Resource

Screening Tool for Predicting Drowning Potential at Low-Head Dams

Resource Type
ASDSO Journal Articles
Reference Title
Screening Tool for Predicting Drowning Potential at Low-Head Dams
Author/Presenter
McCurry. Caleb
Wahl, Tony L.
Hotchkiss, Rollin
Organization/Agency
Association of State Dam Safety Officials
Publisher Name
Association of State Dam Safety Officials
Year
2024
Date
Winter 2024
Journal Title
The Journal of Dam Safety
Journal Volume
21
Journal Issue
1
ISBN/ISSN
ISSN: 1944-9836
Abstract/Additional Information

Recirculating currents downstream from low-head dams can trap recreational river users where they are continuously and repeatedly impacted by the high-velocity flow coming over the dam and eventually drown. Case studies and previous laboratory research have shown that the tailwater level is a primary determinant of the danger, with medium tailwater depths common to a wide range of flows creating the nearly inescapable submerged hydraulic jump. This study investigates a set of low-head dams at which fatalities occurred to evaluate the effectiveness of a previously developed spreadsheet tool for identifying the dangerous flow range. The study considered 58 fatal incidents at 29 low-head dams across the United States and also describes site visits to six low-head dams in Utah where there was no history of fatalities.
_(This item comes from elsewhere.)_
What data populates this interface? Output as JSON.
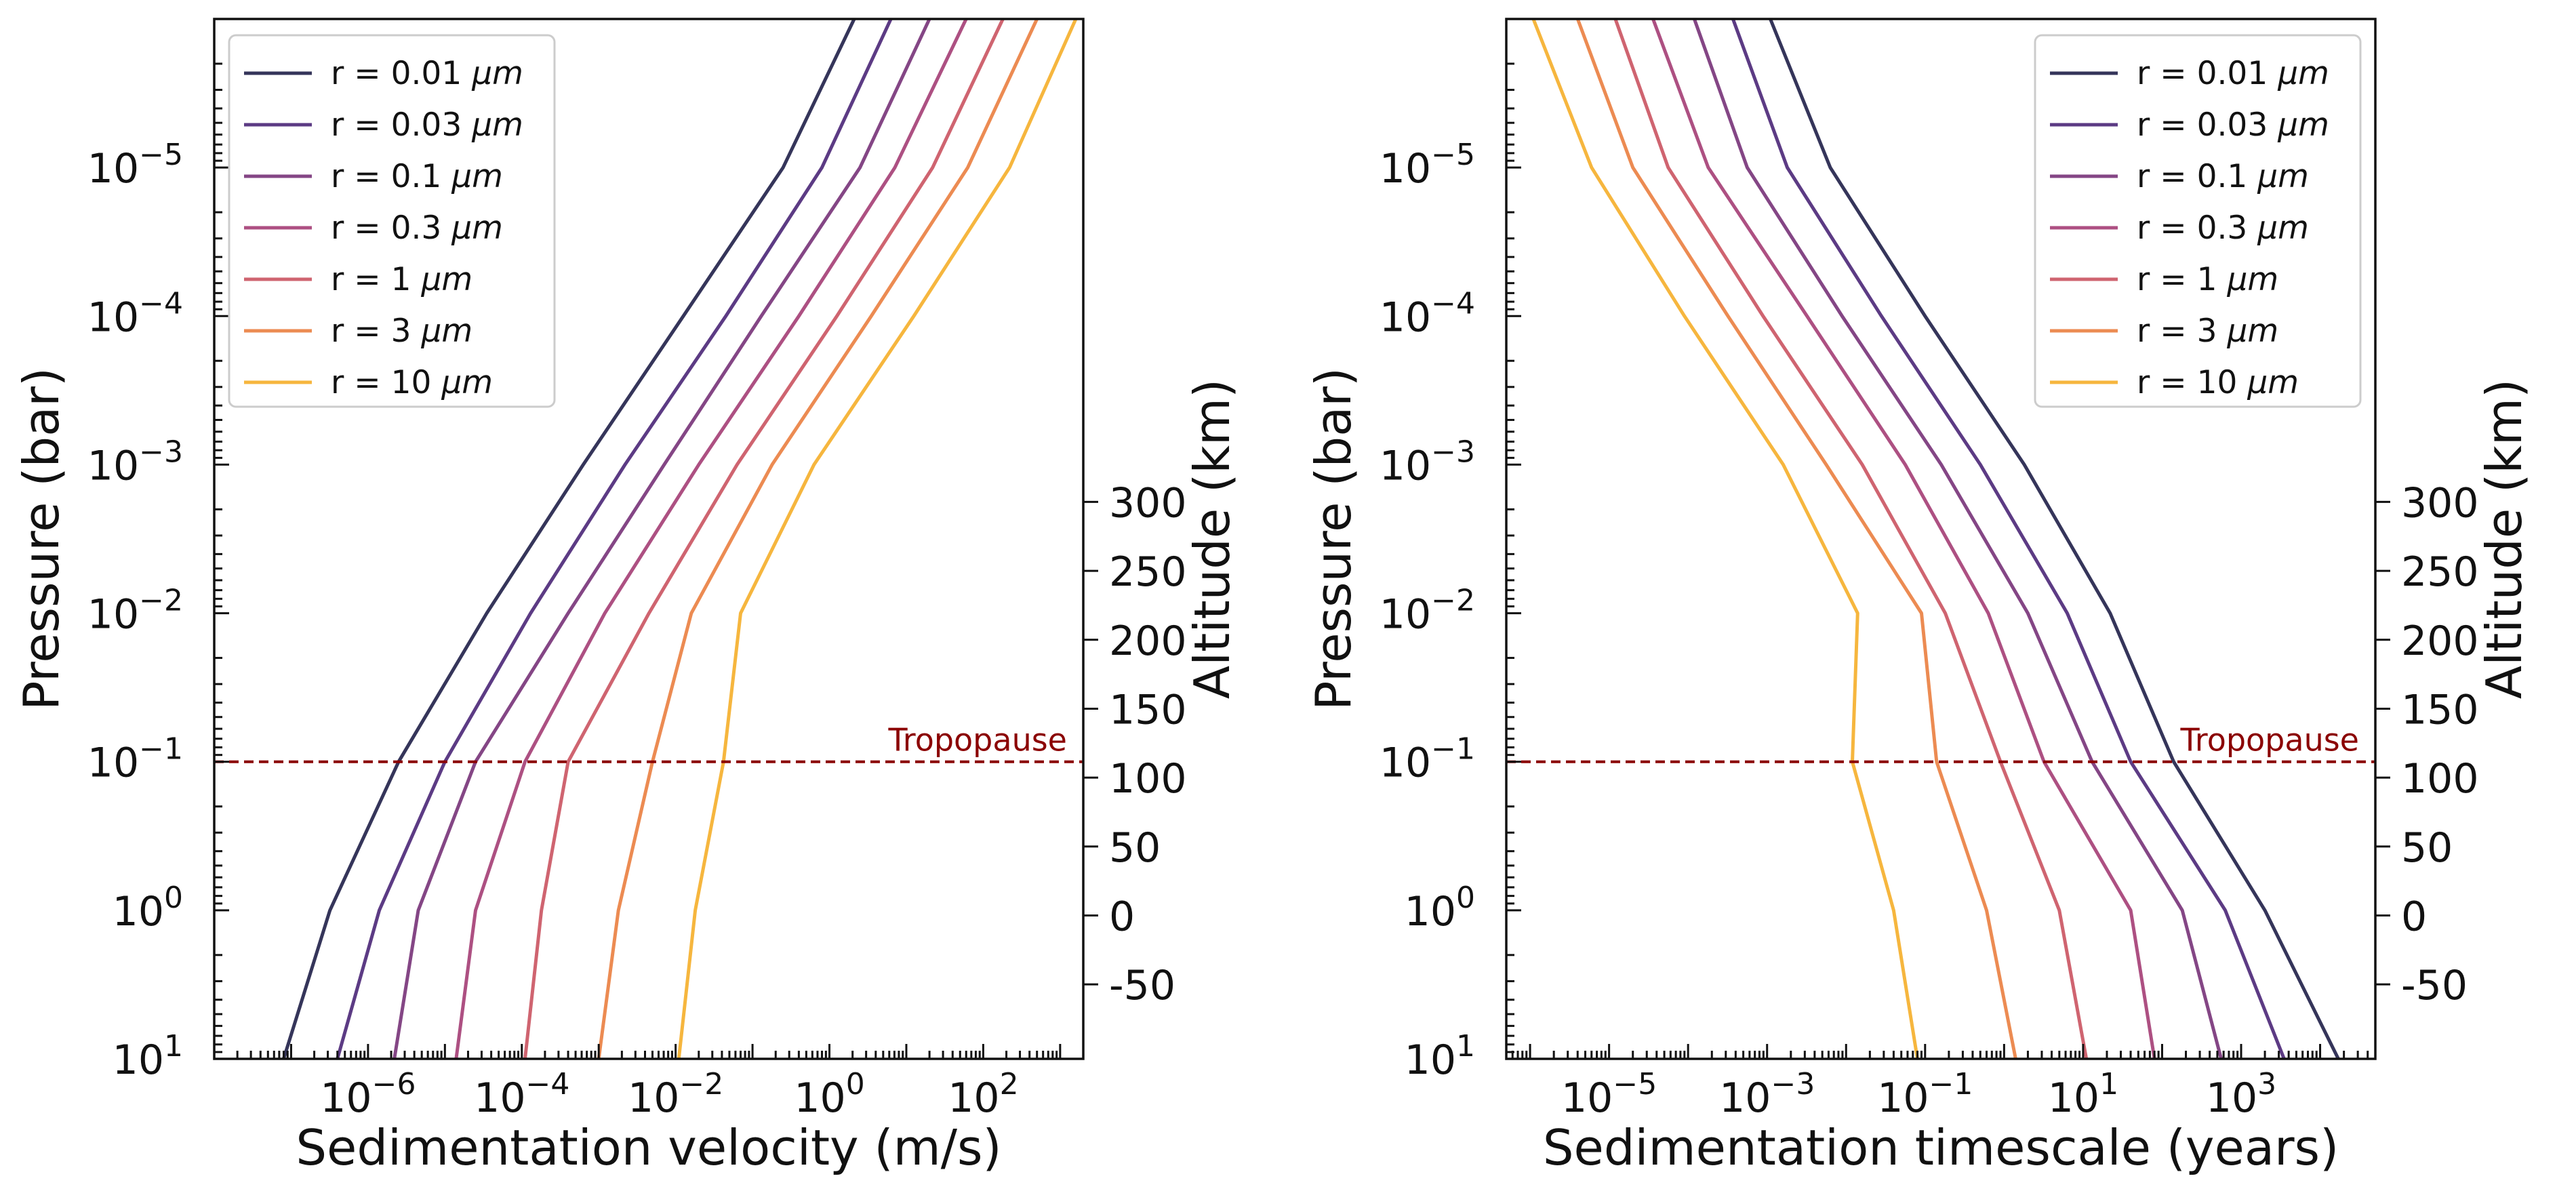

Discharge information was available for all sites from nearby gaging stations. Downstream channel slopes were estimated from the National Hydrography Dataset (NHD), and tailwater depths were estimated using the Manning equation with a uniform assumption of n = 0.030. With these settings, the algorithm made correct predictions in 75% of the cases. For the successfully modeled cases, flow-duration curves were developed and used to estimate the frequency of the predicted submerged hydraulic jumps. These dams were determined to have submerged hydraulic jumps for an average of 343 days per year, or 94% of the time. Similar frequencies were obtained using streamflow estimates obtained from the National Water Model (NWM) and the GEO Global Water Sustainability Initiative (GEOGLOWS) model (GEO stands for the Group on Earth Observations). Sensitivity of predicted results was tested using the channel roughness defined by the Manning’s n value, the downstream channel slope, and a streambed elevation adjustment factor to account for aggradation or degradation at the dam toe. Prediction success improved with increased channel roughness, decreased channel slope, or aggradation of the downstream channel above the dam toe. Accuracy decreased slightly with a negative streambed adjustment (degradation), decreased channel roughness, and increased channel slope. Further testing is recommended using field-derived values for inputs wherever possible.